More random passwords, entropy and words

Following on from my previous blog post I have written a new perl program, this time to create kind of sentence like structures.  It is very simple at the moment but I will continue working on it on and off.  As with the previous programs it is written in perl and like randword it uses Adam Kilgarriff's BNC list from here http://www.kilgarriff.co.uk/BNClists/all.al.gz albeit in a slightly different way - it uses the parts of speech encoded therein.

In looking for the structure of English I found among other things some very interesting pages from this site: http://papyr.com/hypertextbooks/grammar/, specifically the pages on the phrases: the noun phrase, the verb phrase, etc.  What I haven't found yet is anyone who has enumerated the probabilities of the structure: what is the probability, for instance, that the subject phrase of a sentence is a simple pronoun? What is the probability that the main adjective in an adjectival phrase is a verb participle? etc.  I'll probably be working on the way the structure is generated but at the moment the recursivity in the structure seems to have gotten away from me slightly.

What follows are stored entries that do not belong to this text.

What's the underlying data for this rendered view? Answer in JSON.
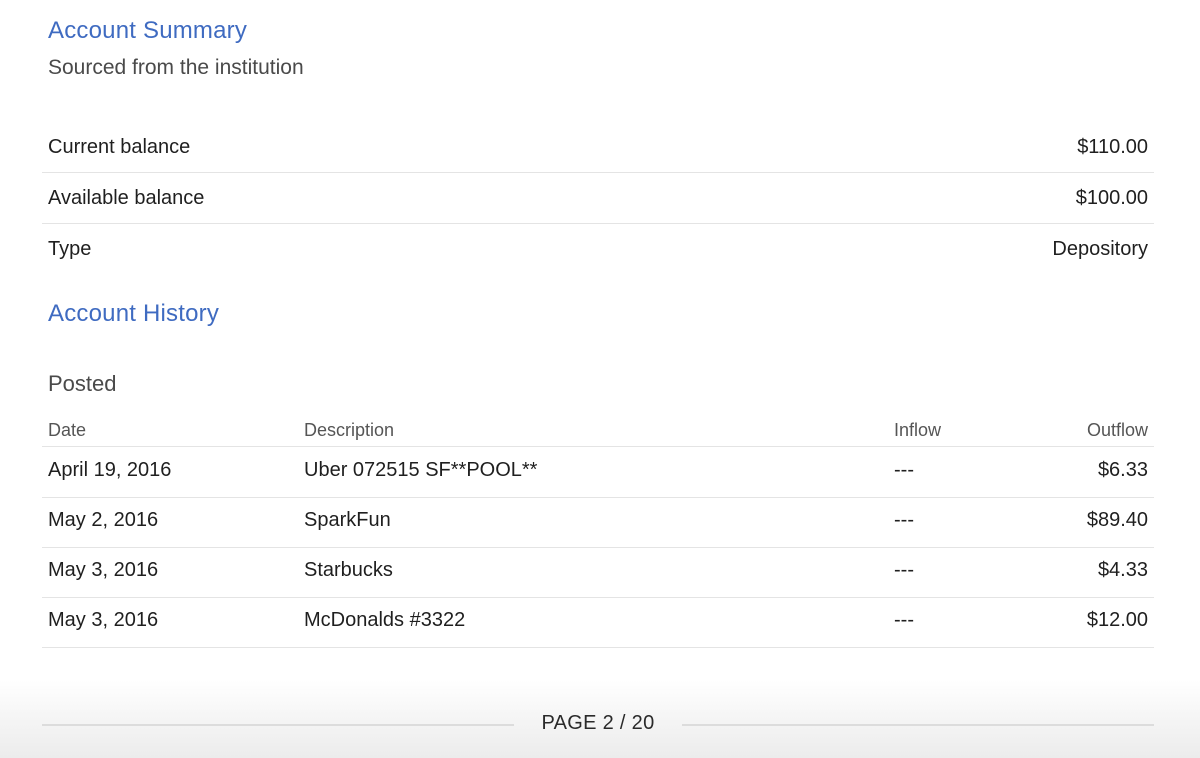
{
  "summary": {
    "title": "Account Summary",
    "subtitle": "Sourced from the institution",
    "rows": [
      {
        "label": "Current balance",
        "value": "$110.00"
      },
      {
        "label": "Available balance",
        "value": "$100.00"
      },
      {
        "label": "Type",
        "value": "Depository"
      }
    ]
  },
  "history": {
    "title": "Account History",
    "subsection": "Posted",
    "columns": {
      "date": "Date",
      "description": "Description",
      "inflow": "Inflow",
      "outflow": "Outflow"
    },
    "transactions": [
      {
        "date": "April 19, 2016",
        "description": "Uber 072515 SF**POOL**",
        "inflow": "---",
        "outflow": "$6.33"
      },
      {
        "date": "May 2, 2016",
        "description": "SparkFun",
        "inflow": "---",
        "outflow": "$89.40"
      },
      {
        "date": "May 3, 2016",
        "description": "Starbucks",
        "inflow": "---",
        "outflow": "$4.33"
      },
      {
        "date": "May 3, 2016",
        "description": "McDonalds #3322",
        "inflow": "---",
        "outflow": "$12.00"
      }
    ]
  },
  "footer": {
    "page_label": "PAGE 2 / 20"
  },
  "colors": {
    "heading": "#3f6bc1",
    "divider": "#e4e4e4"
  }
}
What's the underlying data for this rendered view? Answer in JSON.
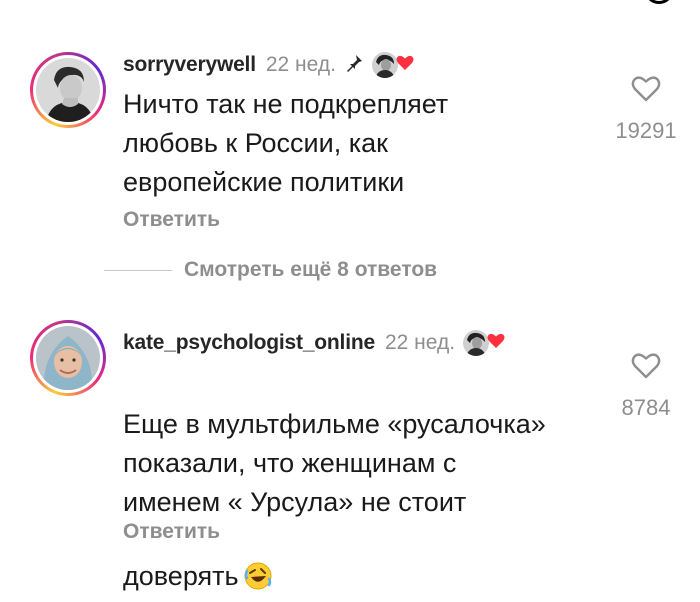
{
  "comments": [
    {
      "username": "sorryverywell",
      "time": "22 нед.",
      "text": "Ничто так не подкрепляет\nлюбовь к России, как\nевропейские политики",
      "reply_label": "Ответить",
      "likes": "19291"
    },
    {
      "username": "kate_psychologist_online",
      "time": "22 нед.",
      "text": "Еще в мультфильме «русалочка»\nпоказали, что женщинам с\nименем « Урсула» не стоит\nдоверять",
      "reply_label": "Ответить",
      "likes": "8784"
    }
  ],
  "view_more_label": "Смотреть ещё 8 ответов",
  "icons": {
    "pin": "pin-icon",
    "heart": "heart-outline-icon",
    "creator_heart": "red-heart-icon",
    "emoji": "rolling-on-floor-laughing-emoji"
  },
  "colors": {
    "creator_heart": "#ff3040",
    "muted_text": "#8e8e8e",
    "story_ring": [
      "#f9ce34",
      "#ee2a7b",
      "#6228d7"
    ]
  }
}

This new program called "randsent" creates English-like sentences with a kind of rough grammar so the sentences often seem like English although they may not make a lot of sense.  Of course they're not meant to make sense but to be memorable.  I find it's rather fun to run it and enjoy some of the sentences.  Some of the words from Kilgarriff's list are a bit strange at times.

I've read that this might be done with Markov chains but I'm not familiar with how to do that.  Any interesting ideas, suggestions or rewrites accepted, or encouraged.

As before, it can be downloaded as a simple perl text file from here or in the zip file with the other programs and the source frequency list from here.  

Edit: If you have iframes here is an updating example:
$randsent -t 10 -p 1000


Random passwords, entropy and words

The concepts of passwords and entropy have generated a lot of discussion especially since the xkcd comic.  One of the basic results is that a small additional password length can add as much entropy to a password as adding a larger range of characters and could be much easier to remember.  Think of it like this if you like: each character in a password might be one of say 26 characters or if you add numbers and uppercase and punctuation maybe around 100 possibilities for each letter.  But the number of words in just  the English language gives you a much larger number of possibilities.

A long while ago I wrote a perl program for generating random passwords.  It and the new ones I talk about here are available under the GPL for you to download and use at the end of this article if you're interested.  To use them you will need a computer that runs perl.

My perl random password generator generates a password of random letters.  The command has lots of options to change the make-up of characters and the way it chooses them
$ randstring
$ randstring -t 5
For me, what started the idea for extending my random password generator to add random words was when someone on the link list sent me these first two links below.

My first try was a variation on the original which generates a series of wordlike things.
$ randstring -w -t 5
 rie hiuv disu coayu
 esxyi sc aim kyw
 kionuj lujyc oni aoahy
 fii ausnzg gad puku
 zna vymiq as mam
Then I decided to write a program that chooses random words from a dictionary.
$ randword -t 5
 yeta fit fot brach
 casave tid oleous pram
 lawyer Ro coto testa
 drawly ras Trapa Ao
 cosec crappo ay hi
Lastly I added a word generator that uses a weighted random choice based on a word frequency list so it has a tendency to choose more often used words.
$ randword -w -t 5
 look and april mr
 home not grass larger
 child that charts lucky
 the the very these
 andrew very she the
This command has many options including an interesting option to limit the word selection to more or less popular words.  In this next example all the words have a frequency of more than 100 in the list.  This cuts the word list in this case from 236660 entries to 26310.
$ randword -w -t 5 -p 100
 upon quest jokes to
 loved scale 's awards
 do in soft pounds
 for and it the
 us most your of
I'm not going to make a web page to do this at the moment, partly because the word-based password generators use quite a lot of memory and CPU resources and partly because someone has already done it (see below) but mainly because it's a silly idea to use a password from a website on the internet.  So for your benefit I am offering these scripts as a GPL program for those interested in using them.

I should note that the word frequency list is based on a 1989 one from Adam Kilgarriff's BNC lists from and thanks to him for permission to use it.


I've just discovered that someone wrote a webpage which generated "xkcd" style passwords:

Here are links to download my programs:
tgz archive (includes randstring, randword and the word frequency list).

They are, of course, works in progress and any suggestions, bug reports, etc will be gratefully accepted. 

The dictionary version looks for a standard linux, BSD or MacOS dictionary at "/usr/shar/dict/words" with one entry (word) per line of probably ASCII text.  If you don't have that, you may have to get a copy of it.  I have not internationalized the programs.